Wednesday, Jul 30, 2014
The Straits Times
By Kash Cheong
SINGAPORE - When nurse Sheree Ye needs to communicate with a patient who speaks only Cantonese, she no longer needs to play charades or wait for a colleague to translate.

The 22-year-old can now whip out her smartphone and use a new app that translates the health-care instructions she has to give patients, especially elderly ones who communicate only in Cantonese.

"It's so much more convenient," said the nurse from Changi General Hospital (CGH). "Patients do not have to guess what I am saying.
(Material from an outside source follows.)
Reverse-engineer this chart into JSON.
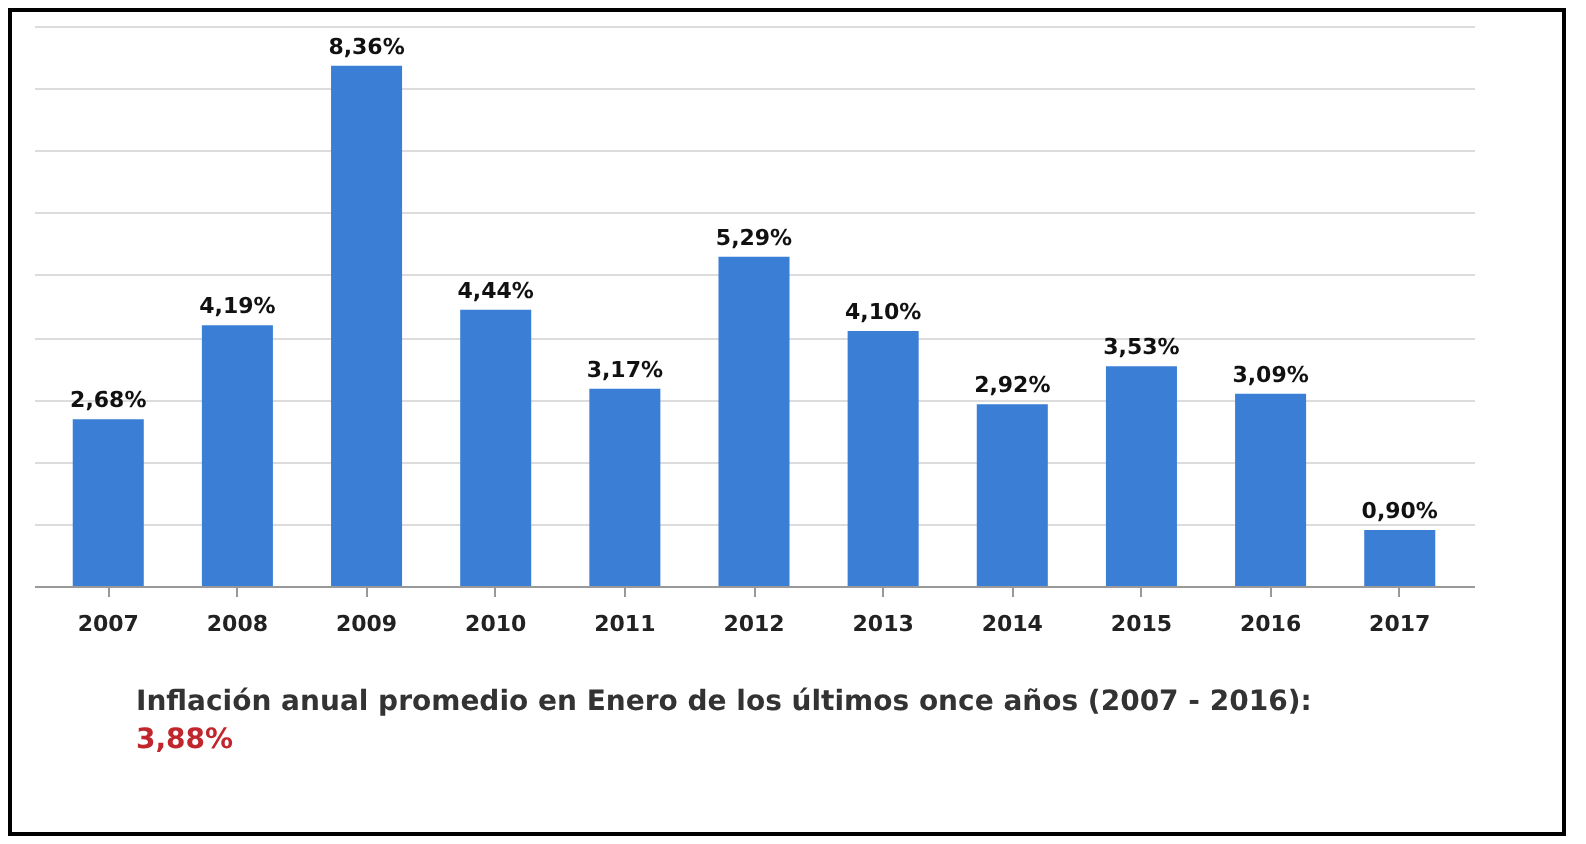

Nurses can communicate more efficiently and attend to more patients as a result."


Called the Integrated Healthcare Communicator (iCOM), the Android app contains 100 Cantonese translations of phrases commonly used in a hospital setting. The phrases include "Please put this tablet under your tongue" and "Please do not get out of the bed alone".

App users just tap on the appropriate phrase displayed in English, and it gets read out in Cantonese. For more complex actions, the app calls up images to help convey what is needed.

If a nurse wants to, say, put a patient on an intravenous drip, a picture of a drip will appear as the instruction is read out in dialect.

Nurses can also switch to the phonetics option and listen to dialect voice-overs, so they can learn Cantonese in their own time.

The app helps overcome a longstanding problem in the nursing industry, said CGH nursing informatics deputy director Wong Kok Cheong.

"I joined nursing some 22 years ago, and the language barrier issue has not gone away," he said. "It could become worse with a younger generation of nurses."

About half of the nurses at CGH are under 35, and few speak dialect. The hospital says that, every day, two in five nurses call on a colleague to help them with translation.

iCOM is the brainchild of nine CGH nurses who developed it with the help of Integrated Health Information Systems and a $10,000 grant from the Eastern Health Alliance's Centre for Innovation. It is believed to be the first smartphone app for hospitals to feature a local dialect.

Currently, it is available only in Cantonese and on Android, but there are plans to expand it to include Hokkien, Hakka and Hainanese as well as Malay, and to add 300 phrases. CGH plans to develop an iPhone version as well.

iCOM will be available for all CGH nurses from Nurses Day, which falls on Aug 1 here.

Madam Kan Wan Sin, 83, who speaks mainly Cantonese, says the app is a godsend when she visits the hospital. "At least now I understand missy (the nurse)."